Monogamy is a short book by the English psychotherapist Adam Phillips. It contains 121 extremely brief chapters on what Phillips calls “the only serious philosophical question” for some of us (the fortunate or affluent). Phillips is given to exaggeration and paradox, but that’s o.k.
Below are some of his observations on being monogamous, with occasionally flippant responses:
(39) “If you’ve got nothing to hide, you’ve got nowhere to go. Which is one of the reasons why couples sometimes want to be totally honest with each other.” Because they have nowhere else to go or don’t want anywhere else to go?

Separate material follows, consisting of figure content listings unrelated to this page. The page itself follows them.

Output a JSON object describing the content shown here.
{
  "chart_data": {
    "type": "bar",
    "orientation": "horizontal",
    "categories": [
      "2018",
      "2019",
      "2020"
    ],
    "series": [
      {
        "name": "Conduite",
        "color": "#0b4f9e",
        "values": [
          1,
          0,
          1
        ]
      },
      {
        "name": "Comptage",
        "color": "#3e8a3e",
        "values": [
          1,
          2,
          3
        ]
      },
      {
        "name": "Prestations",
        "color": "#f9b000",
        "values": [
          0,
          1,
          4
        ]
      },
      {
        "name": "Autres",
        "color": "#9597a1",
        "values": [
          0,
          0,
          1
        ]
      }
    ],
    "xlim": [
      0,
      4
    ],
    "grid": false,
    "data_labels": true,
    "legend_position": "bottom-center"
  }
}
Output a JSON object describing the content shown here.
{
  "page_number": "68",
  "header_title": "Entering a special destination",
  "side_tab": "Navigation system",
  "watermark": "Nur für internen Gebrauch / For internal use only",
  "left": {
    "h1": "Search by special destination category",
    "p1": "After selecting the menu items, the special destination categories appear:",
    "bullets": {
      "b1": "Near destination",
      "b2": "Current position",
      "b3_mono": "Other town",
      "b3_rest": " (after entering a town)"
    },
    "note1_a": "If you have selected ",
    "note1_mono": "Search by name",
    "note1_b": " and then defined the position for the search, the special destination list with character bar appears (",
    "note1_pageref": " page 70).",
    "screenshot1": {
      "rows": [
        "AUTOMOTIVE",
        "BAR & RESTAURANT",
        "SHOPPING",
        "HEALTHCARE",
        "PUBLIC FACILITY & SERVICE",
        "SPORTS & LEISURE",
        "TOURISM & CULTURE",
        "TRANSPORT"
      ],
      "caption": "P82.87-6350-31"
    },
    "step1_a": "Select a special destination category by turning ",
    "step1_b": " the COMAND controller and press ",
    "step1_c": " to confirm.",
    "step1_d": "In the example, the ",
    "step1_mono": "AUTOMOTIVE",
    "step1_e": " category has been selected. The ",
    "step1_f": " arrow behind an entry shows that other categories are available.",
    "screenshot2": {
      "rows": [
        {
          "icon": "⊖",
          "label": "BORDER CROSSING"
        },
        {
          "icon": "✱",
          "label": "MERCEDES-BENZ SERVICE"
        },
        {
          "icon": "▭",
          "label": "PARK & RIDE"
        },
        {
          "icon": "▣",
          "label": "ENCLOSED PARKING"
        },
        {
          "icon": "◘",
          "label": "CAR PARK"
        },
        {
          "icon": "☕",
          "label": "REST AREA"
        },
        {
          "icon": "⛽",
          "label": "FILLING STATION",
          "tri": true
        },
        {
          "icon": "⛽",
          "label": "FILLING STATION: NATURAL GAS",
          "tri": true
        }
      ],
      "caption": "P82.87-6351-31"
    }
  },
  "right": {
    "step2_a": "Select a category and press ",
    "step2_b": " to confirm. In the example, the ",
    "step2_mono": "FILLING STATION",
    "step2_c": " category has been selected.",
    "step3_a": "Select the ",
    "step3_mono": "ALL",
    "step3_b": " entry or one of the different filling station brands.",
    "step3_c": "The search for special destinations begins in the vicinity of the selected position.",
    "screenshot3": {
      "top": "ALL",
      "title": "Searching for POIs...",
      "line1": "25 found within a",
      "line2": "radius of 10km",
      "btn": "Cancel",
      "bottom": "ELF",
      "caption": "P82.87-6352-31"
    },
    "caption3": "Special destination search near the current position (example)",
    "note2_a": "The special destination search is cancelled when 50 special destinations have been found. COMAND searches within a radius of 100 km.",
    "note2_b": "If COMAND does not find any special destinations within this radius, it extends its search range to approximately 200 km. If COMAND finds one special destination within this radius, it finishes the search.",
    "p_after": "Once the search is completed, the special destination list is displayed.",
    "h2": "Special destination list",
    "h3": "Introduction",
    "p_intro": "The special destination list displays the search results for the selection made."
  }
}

(62) “It is no more possible to work at a relationship than it is to will an erection or arrange to have a dream.” Yet doing something on purpose, like smiling, can sometimes make us happier.
(69) “There is always someone else who would love me more, understand me better, make me feel more sexually alive. This is the best justification we have for monogamy — and infidelity.” Since there will always be someone better, you might as well stop searching. Or not.

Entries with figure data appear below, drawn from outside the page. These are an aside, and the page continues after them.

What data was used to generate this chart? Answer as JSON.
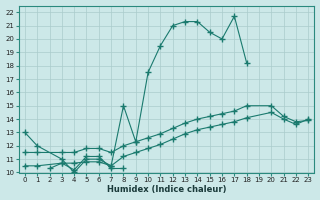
{
  "xlabel": "Humidex (Indice chaleur)",
  "ylabel": "",
  "bg_color": "#cce8e8",
  "grid_color": "#aacccc",
  "line_color": "#1a7a6e",
  "xlim": [
    -0.5,
    23.5
  ],
  "ylim": [
    10,
    22.5
  ],
  "yticks": [
    10,
    11,
    12,
    13,
    14,
    15,
    16,
    17,
    18,
    19,
    20,
    21,
    22
  ],
  "xticks": [
    0,
    1,
    2,
    3,
    4,
    5,
    6,
    7,
    8,
    9,
    10,
    11,
    12,
    13,
    14,
    15,
    16,
    17,
    18,
    19,
    20,
    21,
    22,
    23
  ],
  "line1_x": [
    0,
    1,
    3,
    4,
    5,
    6,
    7,
    8,
    9,
    10,
    11,
    12,
    13,
    14,
    15,
    16,
    17,
    18
  ],
  "line1_y": [
    13,
    12,
    11,
    10,
    11,
    11,
    10.5,
    15,
    12.3,
    17.5,
    19.5,
    21,
    21.3,
    21.3,
    20.5,
    20,
    21.7,
    18.2
  ],
  "line2_x": [
    2,
    3,
    4,
    5,
    6,
    7,
    8
  ],
  "line2_y": [
    10.3,
    10.7,
    10.2,
    11.2,
    11.2,
    10.3,
    10.3
  ],
  "line3_x": [
    0,
    1,
    3,
    4,
    5,
    6,
    7,
    8,
    9,
    10,
    11,
    12,
    13,
    14,
    15,
    16,
    17,
    18,
    20,
    21,
    22,
    23
  ],
  "line3_y": [
    11.5,
    11.5,
    11.5,
    11.5,
    11.8,
    11.8,
    11.5,
    12.0,
    12.3,
    12.6,
    12.9,
    13.3,
    13.7,
    14.0,
    14.2,
    14.4,
    14.6,
    15.0,
    15.0,
    14.2,
    13.8,
    13.9
  ],
  "line4_x": [
    0,
    1,
    3,
    4,
    5,
    6,
    7,
    8,
    9,
    10,
    11,
    12,
    13,
    14,
    15,
    16,
    17,
    18,
    20,
    21,
    22,
    23
  ],
  "line4_y": [
    10.5,
    10.5,
    10.7,
    10.7,
    10.8,
    10.8,
    10.5,
    11.2,
    11.5,
    11.8,
    12.1,
    12.5,
    12.9,
    13.2,
    13.4,
    13.6,
    13.8,
    14.1,
    14.5,
    14.0,
    13.6,
    14.0
  ]
}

(75) “From the child’s point of view, the mother is — as the father will soon be — a model of promiscuity. She has a thousand things to do. She knows other people.” Yes, she was quite a disappointment that way!
(98) “If we don’t choose monogamy, our fate will be isolation or the chaos of impersonality.” Dying alone can be bad, even worse than the dying itself.

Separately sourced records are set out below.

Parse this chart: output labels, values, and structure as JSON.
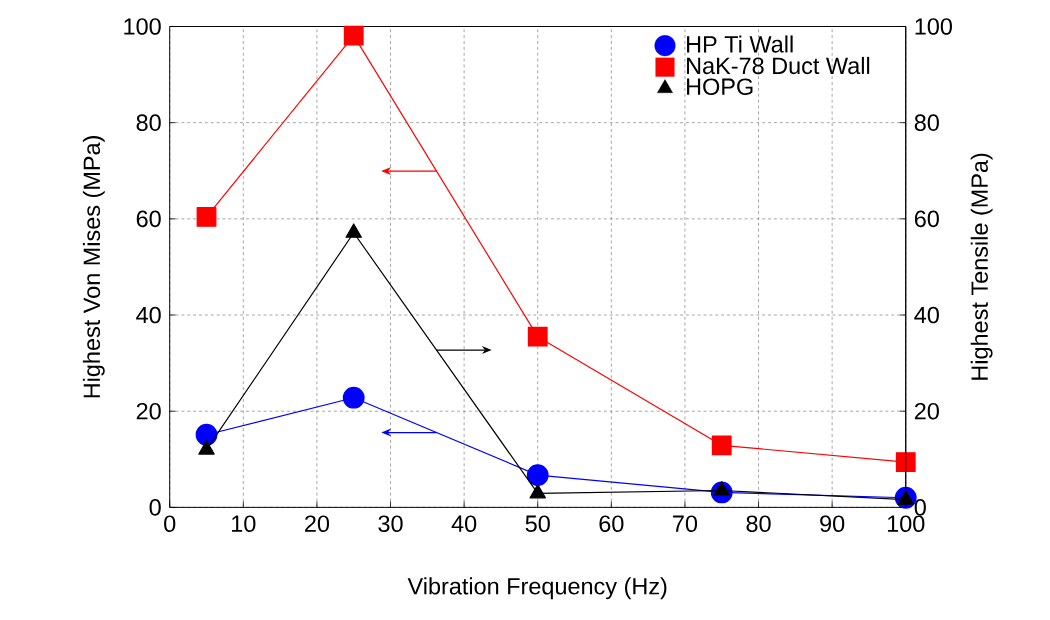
{
  "chart_data": {
    "type": "line",
    "xlabel": "Vibration Frequency (Hz)",
    "ylabel": "Highest Von Mises (MPa)",
    "y2label": "Highest Tensile (MPa)",
    "x": [
      5,
      25,
      50,
      75,
      100
    ],
    "series": [
      {
        "name": "HP Ti Wall",
        "color": "#0000ff",
        "marker": "circle",
        "values": [
          15.1,
          22.8,
          6.7,
          3.1,
          2.0
        ]
      },
      {
        "name": "NaK-78 Duct Wall",
        "color": "#ff0000",
        "marker": "square",
        "values": [
          60.4,
          98.1,
          35.5,
          12.9,
          9.4
        ]
      },
      {
        "name": "HOPG",
        "color": "#000000",
        "marker": "triangle",
        "axis": "y2",
        "values": [
          12.0,
          57.1,
          2.9,
          3.5,
          1.6
        ]
      }
    ],
    "xlim": [
      0,
      100
    ],
    "xticks": [
      0,
      10,
      20,
      30,
      40,
      50,
      60,
      70,
      80,
      90,
      100
    ],
    "ylim": [
      0,
      100
    ],
    "yticks": [
      0,
      20,
      40,
      60,
      80,
      100
    ],
    "y2lim": [
      0,
      100
    ],
    "y2ticks": [
      0,
      20,
      40,
      60,
      80,
      100
    ],
    "grid": true,
    "legend": "top right",
    "line_style": "solid"
  }
}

(111) “Familiarity may increase our affection, our respect, even our time for other people, but it rarely increases our desire for them.” As the song says, how can I miss you if you won’t go away?
(115) “One way of loving people is to acknowledge that they have desires which exclude us; that it is possible to love and desire more than one person at the same time. Everyone knows that this is true, and yet we don’t want the people we love to start believing it about themselves”. It might be possible, but not everyone believes it is.